Восстанавливать его до состояния летной годности мне иногда помогали кадровые офицеры – ст. техники кораблей с опытом работы из нашей эскадрильи. В процессе восстановления, я прекрасно изучил самолет, все особенности своей машины, и вообще, как говорится «въехал». Мне это потом сильно помогло в работе. А самолет постепенно дошел «до кондиции», в очередной парковый день его как следует отмыли, и он стал выглядеть вполне по «боевому». Так он незаметно превратился из гадкого утенка в прекрасную «Чайку». И надо сказать, этот самолет оказался еще и очень «летучим», - это признавали все летчики эскадрильи, которым довелось на нем полетать.

Однако, еще долго на моей Чайке специалисты по локатору и оружейники («мартышки») не могли привести в порядок электронику. Почти каждый день я допоздна сидел на самолете, т.к. на нем велись работы. А когда на самолете ведутся любые работы – старший техник корабля должен быть на борту. Все ребята «слоны» после обеда уезжали домой, а я должен был быть на аэродроме  в самолете до вечера, а потом закрывать, пломбировать и сдавать самолет под охрану. Но, в конце концов «мартышки» довели все свое хозяйство «до ума», я им, чем мог, старался помогать. Так незаметно мы сдружились, хорошие были ребята, и прекрасные и грамотные специалисты.  Не было у меня проблем на службе, влился я в новый для меня коллектив и быстро прижился.


Поздней осенью мы все стали потихоньку перебираться из общежития на частные квартиры. Пожил и я с двумя нашими «двухгодичниками» на квартире три месяца, до конца января. А вскоре я получил жилье - 2 комнаты в трехкомнатной квартире в новом доме в нашем военном городке. К тому времени я перевез в Бердянск свою семью, и все пошло наилучшим образом. Осенью 1974 года мой самолет был представлен на звание «Отличный», и это звание, после комплексной проверки командованием и инженерами всех служб, ему было присвоено. Надо признать, что тогда мне сильно «досталось» от старшего инженера полка… Причина заключалась в том, что несмотря на двадцатипятилетний возраст, в душе я оставался (как, впрочем, и сейчас) «мальчишкой»… И через трафареты, сделанные мною ради «хохмы», я в некоторых отсеках своего самолета (внутри) нитрокраской нанес  Государственный Знак качества, написал «ДМБ-75», нанес эмблемы Аэрофлота, а также изобразил череп с костями в авиационной фуражке.  А главным шедевром моего «творчества» стал большой рисунок скелета с форменной фуражкой на черепе внутри бомбоотсека, с поднятой вверх правой рукой с оттопыренным костлявым пальцем. «Работал» я над ним долго. Этот рисунок призывал специалистов-оружейников, которые перед полетами подвешивали в отсеке учебные бомбы, к повышенному вниманию и бдительности. Он был изображен белой люминисцентной краской, неплохо «светился» и всегда был хорошо виден, несмотря на то, что в этом отсеке всегда царил полумрак. Вот за него то, в первую очередь, мне и досталось…

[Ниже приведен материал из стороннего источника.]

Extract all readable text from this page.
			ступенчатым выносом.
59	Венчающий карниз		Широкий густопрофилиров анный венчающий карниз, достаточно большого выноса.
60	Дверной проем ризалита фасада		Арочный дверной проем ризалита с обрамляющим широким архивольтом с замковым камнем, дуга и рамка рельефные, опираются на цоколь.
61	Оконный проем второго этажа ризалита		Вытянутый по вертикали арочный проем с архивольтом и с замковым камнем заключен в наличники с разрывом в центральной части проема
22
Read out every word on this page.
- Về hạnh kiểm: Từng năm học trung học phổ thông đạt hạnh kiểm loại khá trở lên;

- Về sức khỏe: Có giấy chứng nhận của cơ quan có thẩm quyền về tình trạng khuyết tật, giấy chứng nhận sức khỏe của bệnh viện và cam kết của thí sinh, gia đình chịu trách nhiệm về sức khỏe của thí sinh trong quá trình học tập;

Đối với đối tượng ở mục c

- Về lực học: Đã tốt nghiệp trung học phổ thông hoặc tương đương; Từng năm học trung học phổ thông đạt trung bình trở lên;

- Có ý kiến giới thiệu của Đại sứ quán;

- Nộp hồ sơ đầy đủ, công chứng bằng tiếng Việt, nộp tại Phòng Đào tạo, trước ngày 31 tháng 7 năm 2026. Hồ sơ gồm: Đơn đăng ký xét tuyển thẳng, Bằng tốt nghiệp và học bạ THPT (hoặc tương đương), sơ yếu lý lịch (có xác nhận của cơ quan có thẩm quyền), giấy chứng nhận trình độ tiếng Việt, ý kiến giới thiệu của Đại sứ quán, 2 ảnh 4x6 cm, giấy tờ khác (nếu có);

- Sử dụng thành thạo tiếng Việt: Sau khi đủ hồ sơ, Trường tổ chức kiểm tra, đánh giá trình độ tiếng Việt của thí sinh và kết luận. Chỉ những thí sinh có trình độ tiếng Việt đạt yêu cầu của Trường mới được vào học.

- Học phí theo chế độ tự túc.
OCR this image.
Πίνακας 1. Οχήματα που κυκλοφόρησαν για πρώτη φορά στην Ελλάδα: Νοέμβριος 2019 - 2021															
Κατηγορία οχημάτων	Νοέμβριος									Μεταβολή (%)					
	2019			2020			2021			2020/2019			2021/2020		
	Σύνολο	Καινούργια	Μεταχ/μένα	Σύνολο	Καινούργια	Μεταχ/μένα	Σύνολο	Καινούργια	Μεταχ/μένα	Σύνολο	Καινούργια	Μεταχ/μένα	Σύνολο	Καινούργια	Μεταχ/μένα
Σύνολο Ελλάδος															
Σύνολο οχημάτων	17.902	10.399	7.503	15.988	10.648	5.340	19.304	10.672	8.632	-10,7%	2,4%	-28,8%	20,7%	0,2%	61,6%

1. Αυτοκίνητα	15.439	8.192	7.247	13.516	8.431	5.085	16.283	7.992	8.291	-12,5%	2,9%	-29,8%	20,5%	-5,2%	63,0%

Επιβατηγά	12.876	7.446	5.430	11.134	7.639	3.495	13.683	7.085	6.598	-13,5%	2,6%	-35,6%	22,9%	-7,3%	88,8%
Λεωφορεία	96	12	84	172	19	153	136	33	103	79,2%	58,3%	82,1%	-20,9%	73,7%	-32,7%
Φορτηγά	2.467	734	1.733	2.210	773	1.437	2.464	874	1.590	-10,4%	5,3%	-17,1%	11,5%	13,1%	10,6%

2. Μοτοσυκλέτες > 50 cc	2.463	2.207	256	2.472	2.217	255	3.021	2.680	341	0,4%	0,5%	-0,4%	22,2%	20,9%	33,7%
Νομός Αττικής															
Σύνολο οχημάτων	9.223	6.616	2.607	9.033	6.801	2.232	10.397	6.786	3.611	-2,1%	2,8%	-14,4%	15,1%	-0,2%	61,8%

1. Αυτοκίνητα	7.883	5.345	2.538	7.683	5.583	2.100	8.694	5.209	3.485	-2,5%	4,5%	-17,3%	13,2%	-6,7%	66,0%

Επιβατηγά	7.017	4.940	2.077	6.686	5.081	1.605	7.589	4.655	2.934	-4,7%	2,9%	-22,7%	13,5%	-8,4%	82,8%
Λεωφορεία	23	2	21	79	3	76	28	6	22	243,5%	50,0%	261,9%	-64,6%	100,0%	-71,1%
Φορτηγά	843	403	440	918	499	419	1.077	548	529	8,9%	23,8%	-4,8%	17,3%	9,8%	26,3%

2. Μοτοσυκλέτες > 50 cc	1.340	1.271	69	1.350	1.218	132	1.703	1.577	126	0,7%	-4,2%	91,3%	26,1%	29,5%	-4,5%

По указанию инженера полка, тогда в дефектную ведомость я вынужден был записать пункт о незамедлительном удалении этих «художеств», но выполнять это указание, само собой, не стал. Потому, что уже на следующий день был издан приказ по полку о присвоении моему самолету звания Отличного. И спрашивается, - а зачем же тогда удалять все эти эмблемы и «приколы», которые пришлись «по вкусу» моему экипажу, да и всем остальным ребятам? (Кроме начальства, конечно)

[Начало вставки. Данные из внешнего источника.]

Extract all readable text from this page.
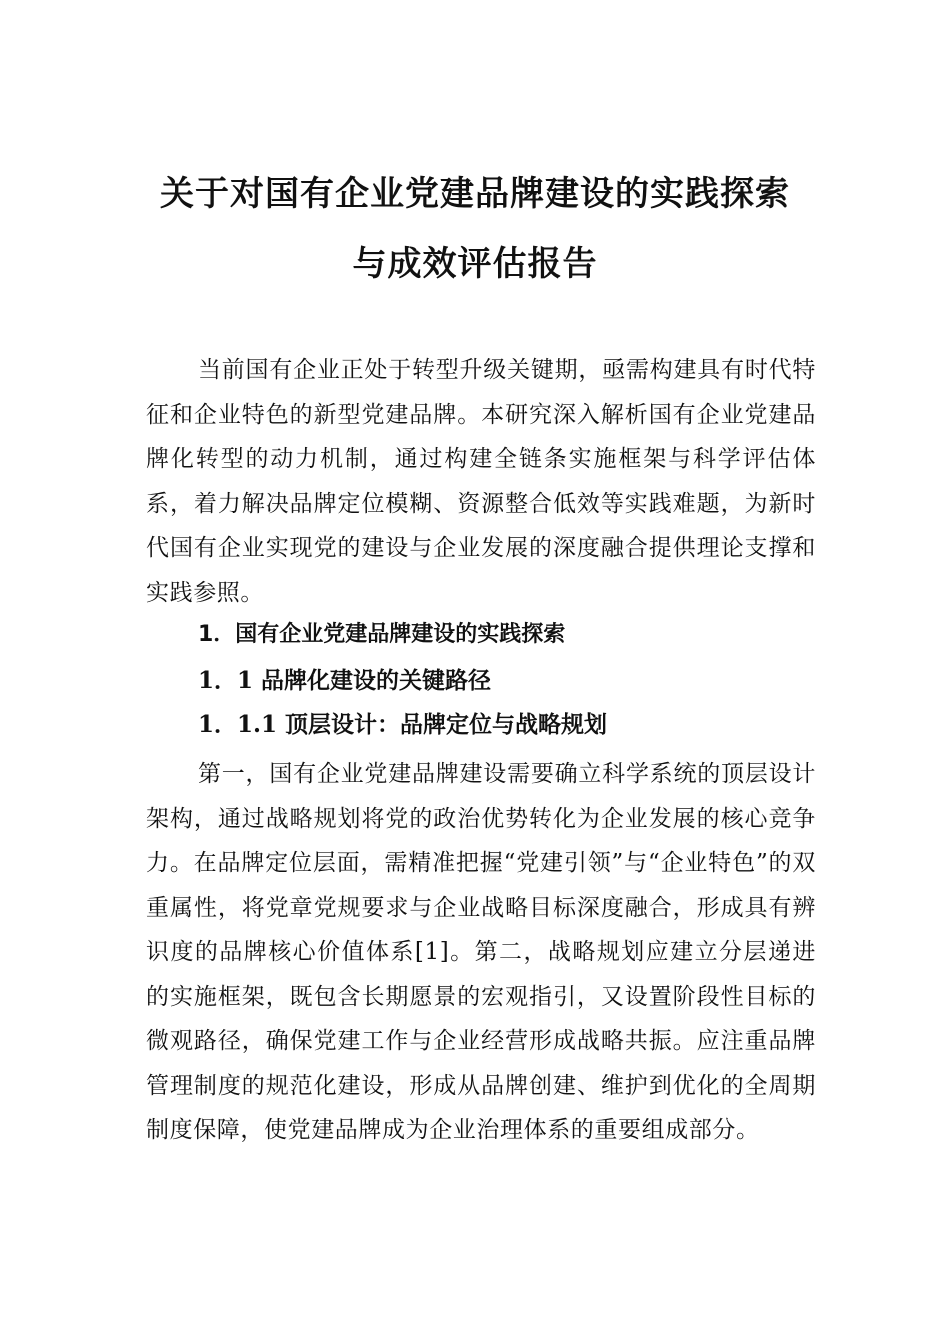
关于对国有企业党建品牌建设的实践探索
与成效评估报告

当前国有企业正处于转型升级关键期，亟需构建具有时代特征和企业特色的新型党建品牌。本研究深入解析国有企业党建品牌化转型的动力机制，通过构建全链条实施框架与科学评估体系，着力解决品牌定位模糊、资源整合低效等实践难题，为新时代国有企业实现党的建设与企业发展的深度融合提供理论支撑和实践参照。

1．国有企业党建品牌建设的实践探索
1．1 品牌化建设的关键路径
1．1.1 顶层设计：品牌定位与战略规划

第一，国有企业党建品牌建设需要确立科学系统的顶层设计架构，通过战略规划将党的政治优势转化为企业发展的核心竞争力。在品牌定位层面，需精准把握“党建引领”与“企业特色”的双重属性，将党章党规要求与企业战略目标深度融合，形成具有辨识度的品牌核心价值体系[1]。第二，战略规划应建立分层递进的实施框架，既包含长期愿景的宏观指引，又设置阶段性目标的微观路径，确保党建工作与企业经营形成战略共振。应注重品牌管理制度的规范化建设，形成从品牌创建、维护到优化的全周期制度保障，使党建品牌成为企业治理体系的重要组成部分。
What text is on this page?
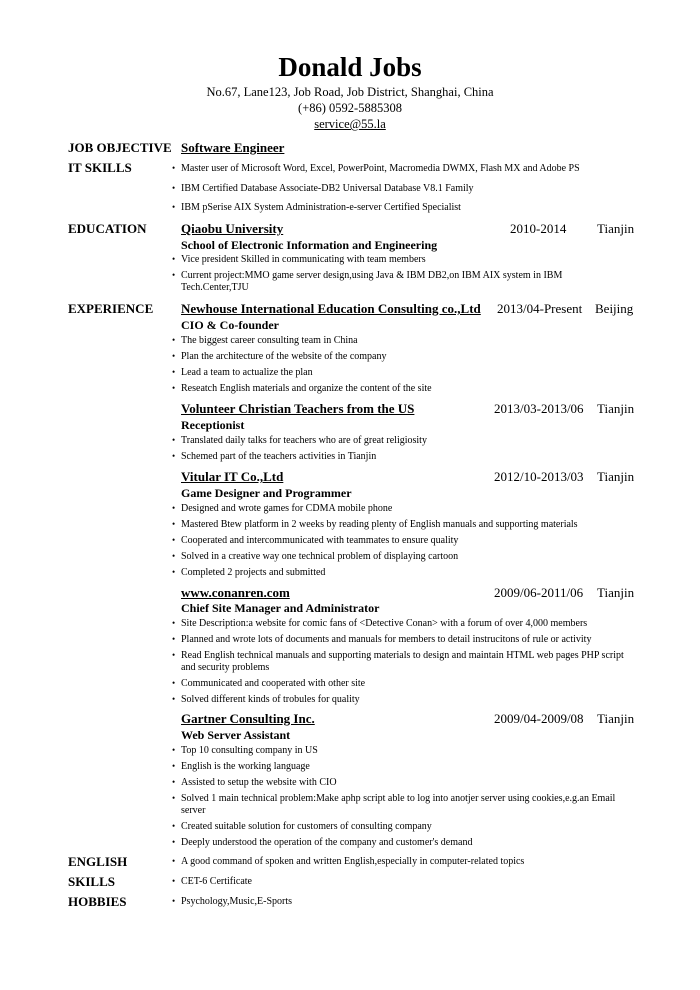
Donald Jobs
No.67, Lane123, Job Road, Job District, Shanghai, China
(+86) 0592-5885308
service@55.la
JOB OBJECTIVE Software Engineer
IT SKILLS	• Master user of Microsoft Word, Excel, PowerPoint, Macromedia DWMX, Flash MX and Adobe PS
• IBM Certified Database Associate-DB2 Universal Database V8.1 Family
• IBM pSerise AIX System Administration-e-server Certified Specialist
EDUCATION	Qiaobu University	2010-2014 Tianjin
School of Electronic Information and Engineering
• Vice president Skilled in communicating with team members
• Current project:MMO game server design,using Java & IBM DB2,on IBM AIX system in IBM Tech.Center,TJU
EXPERIENCE Newhouse International Education Consulting co.,Ltd 2013/04-Present Beijing
CIO & Co-founder
• The biggest career consulting team in China
• Plan the architecture of the website of the company
• Lead a team to actualize the plan
• Reseatch English materials and organize the content of the site
Volunteer Christian Teachers from the US	2013/03-2013/06 Tianjin
Receptionist
• Translated daily talks for teachers who are of great religiosity
• Schemed part of the teachers activities in Tianjin
Vitular IT Co.,Ltd	2012/10-2013/03 Tianjin
Game Designer and Programmer
• Designed and wrote games for CDMA mobile phone
• Mastered Btew platform in 2 weeks by reading plenty of English manuals and supporting materials
• Cooperated and intercommunicated with teammates to ensure quality
• Solved in a creative way one technical problem of displaying cartoon
• Completed 2 projects and submitted
www.conanren.com	2009/06-2011/06 Tianjin
Chief Site Manager and Administrator
• Site Description:a website for comic fans of <Detective Conan> with a forum of over 4,000 members
• Planned and wrote lots of documents and manuals for members to detail instrucitons of rule or activity
• Read English technical manuals and supporting materials to design and maintain HTML web pages PHP script and security problems
• Communicated and cooperated with other site
• Solved different kinds of trobules for quality
Gartner Consulting Inc.	2009/04-2009/08 Tianjin
Web Server Assistant
• Top 10 consulting company in US
• English is the working language
• Assisted to setup the website with CIO
• Solved 1 main technical problem:Make aphp script able to log into anotjer server using cookies,e.g.an Email server
• Created suitable solution for customers of consulting company
• Deeply understood the operation of the company and customer's demand
ENGLISH	• A good command of spoken and written English,especially in computer-related topics
SKILLS	• CET-6 Certificate
HOBBIES	• Psychology,Music,E-Sports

 На борту моей машины  через специальный трафарет был нарисован красный пятиугольник со стрелкой – знак «отличный». Так мой самолет с бортовым номером 68 стал «отличным»... Экипаж был очень рад – они давно «боролись» за это звание.  И  надо сказать, что экипаж на моей машине подобрался хороший, - нормальные адекватные ребята. Хоть я тогда и прижился в армейском коллективе, но очень скучал по своему воронежскому коллективу летного отряда, да и летать хотелось. Дома у меня на стене висел календарь, где я зачеркивал дни, считая, сколько осталось до «дембеля».

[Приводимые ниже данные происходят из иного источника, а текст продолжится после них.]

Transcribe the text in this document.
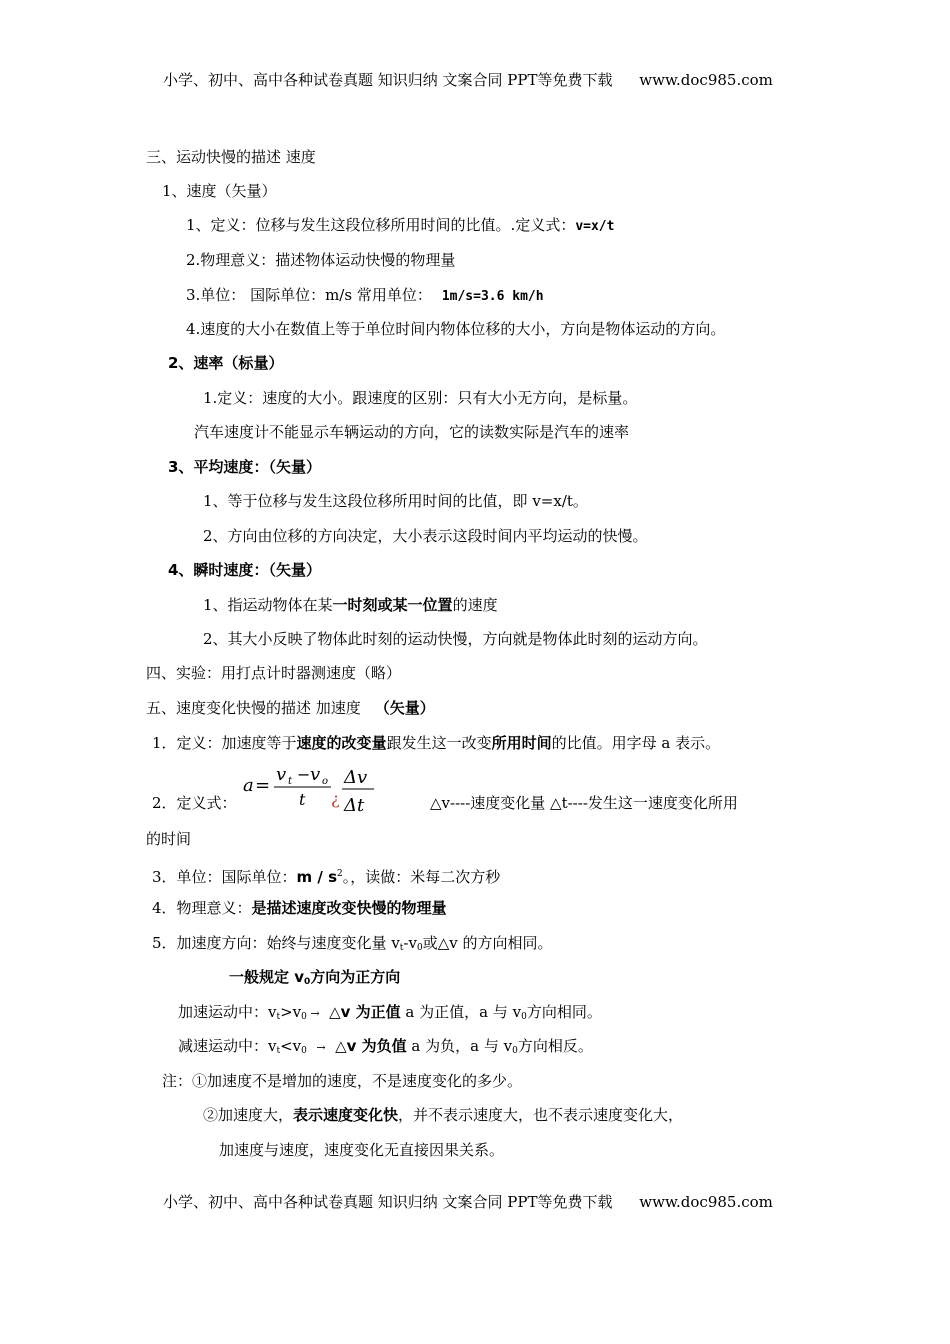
小学、初中、高中各种试卷真题 知识归纳 文案合同 PPT等免费下载 www.doc985.com
三、运动快慢的描述 速度
1、速度（矢量）
1、定义：位移与发生这段位移所用时间的比值。.定义式：v=x/t
2.物理意义：描述物体运动快慢的物理量
3.单位： 国际单位：m/s 常用单位： 1m/s=3.6 km/h
4.速度的大小在数值上等于单位时间内物体位移的大小，方向是物体运动的方向。
2、速率（标量）
1.定义：速度的大小。跟速度的区别：只有大小无方向，是标量。
汽车速度计不能显示车辆运动的方向，它的读数实际是汽车的速率
3、平均速度：（矢量）
1、等于位移与发生这段位移所用时间的比值，即 v=x/t。
2、方向由位移的方向决定，大小表示这段时间内平均运动的快慢。
4、瞬时速度：（矢量）
1、指运动物体在某一时刻或某一位置的速度
2、其大小反映了物体此时刻的运动快慢，方向就是物体此时刻的运动方向。
四、实验：用打点计时器测速度（略）
五、速度变化快慢的描述 加速度 （矢量）
1．定义：加速度等于速度的改变量跟发生这一改变所用时间的比值。用字母 a 表示。
2．定义式：
a =
v t − v o
t ¿
Δv
Δt	△v----速度变化量 △t----发生这一速度变化所用
的时间
3．单位：国际单位：m / $s^2$。，读做：米每二次方秒
4．物理意义：是描述速度改变快慢的物理量
5．加速度方向：始终与速度变化量 $v_t-v_0$或△v 的方向相同。
一般规定 $v_0$方向为正方向
加速运动中：$v_t>v_0$ → △v 为正值 a 为正值，a 与 $v_0$方向相同。
减速运动中：$v_t<v_0$ → △v 为负值 a 为负，a 与 $v_0$方向相反。
注：①加速度不是增加的速度，不是速度变化的多少。
②加速度大，表示速度变化快，并不表示速度大，也不表示速度变化大，
加速度与速度，速度变化无直接因果关系。
小学、初中、高中各种试卷真题 知识归纳 文案合同 PPT等免费下载 www.doc985.com
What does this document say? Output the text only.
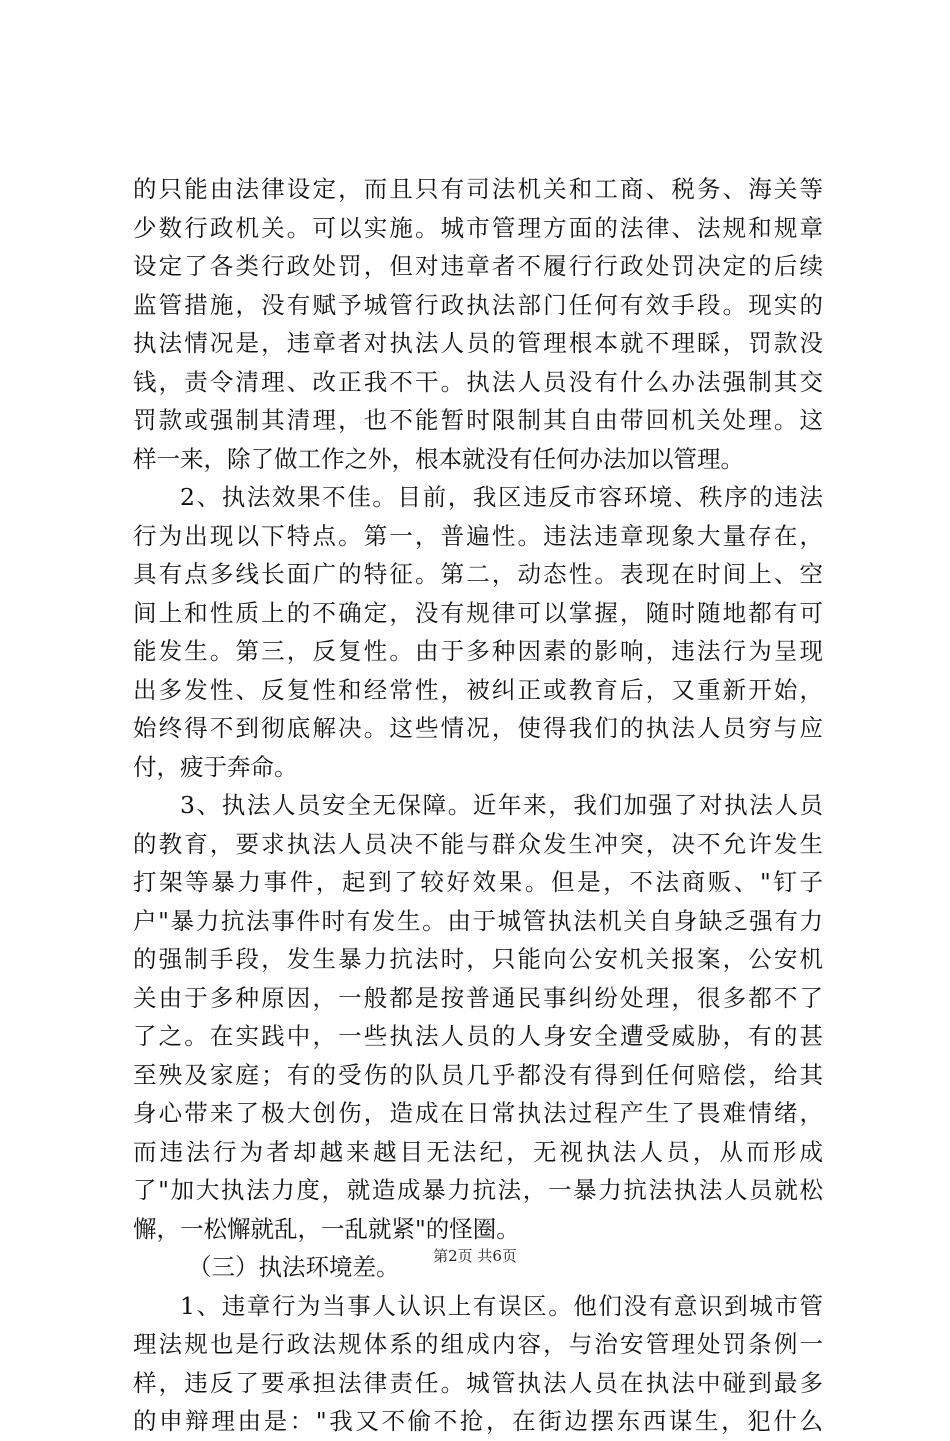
的只能由法律设定，而且只有司法机关和工商、税务、海关等
少数行政机关。可以实施。城市管理方面的法律、法规和规章
设定了各类行政处罚，但对违章者不履行行政处罚决定的后续
监管措施，没有赋予城管行政执法部门任何有效手段。现实的
执法情况是，违章者对执法人员的管理根本就不理睬，罚款没
钱，责令清理、改正我不干。执法人员没有什么办法强制其交
罚款或强制其清理，也不能暂时限制其自由带回机关处理。这
样一来，除了做工作之外，根本就没有任何办法加以管理。
2、执法效果不佳。目前，我区违反市容环境、秩序的违法
行为出现以下特点。第一，普遍性。违法违章现象大量存在，
具有点多线长面广的特征。第二，动态性。表现在时间上、空
间上和性质上的不确定，没有规律可以掌握，随时随地都有可
能发生。第三，反复性。由于多种因素的影响，违法行为呈现
出多发性、反复性和经常性，被纠正或教育后，又重新开始，
始终得不到彻底解决。这些情况，使得我们的执法人员穷与应
付，疲于奔命。
3、执法人员安全无保障。近年来，我们加强了对执法人员
的教育，要求执法人员决不能与群众发生冲突，决不允许发生
打架等暴力事件，起到了较好效果。但是，不法商贩、"钉子
户"暴力抗法事件时有发生。由于城管执法机关自身缺乏强有力
的强制手段，发生暴力抗法时，只能向公安机关报案，公安机
关由于多种原因，一般都是按普通民事纠纷处理，很多都不了
了之。在实践中，一些执法人员的人身安全遭受威胁，有的甚
至殃及家庭；有的受伤的队员几乎都没有得到任何赔偿，给其
身心带来了极大创伤，造成在日常执法过程产生了畏难情绪，
而违法行为者却越来越目无法纪，无视执法人员，从而形成
了"加大执法力度，就造成暴力抗法，一暴力抗法执法人员就松
懈，一松懈就乱，一乱就紧"的怪圈。
（三）执法环境差。
1、违章行为当事人认识上有误区。他们没有意识到城市管
理法规也是行政法规体系的组成内容，与治安管理处罚条例一
样，违反了要承担法律责任。城管执法人员在执法中碰到最多
的申辩理由是："我又不偷不抢，在街边摆东西谋生，犯什么
第2页 共6页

А вот зато когда пришла пора демобилизоваться – жаль было расставаться с ребятами, со многими крепко подружились. Да и самолет как родным стал для меня, каждый «винтик» был знаком, много добрых воспоминаний вызывал каждый «уголок» моей, уже полюбившейся мне «Чайки» Бе-12. Все таки «закрепленный» метод, применявшийся в ВВС имеет неоспоримое преимущество, - он «сближает» людей и машину. Когда пришел приказ о демобилизации, и все документы были у меня на руках, я не удержался, - был как раз летный день, и я поехал на аэродром «попрощаться» со своим самолетом. Прощание помню как сейчас - я тогда поцеловал свой самолет в створку хвостовой стойки шасси, а потом прошел вдоль лодки (фюзеляжа) к месту, где стоял бортовой номер «68», стал перед ним «смирно» и отдал самолету честь.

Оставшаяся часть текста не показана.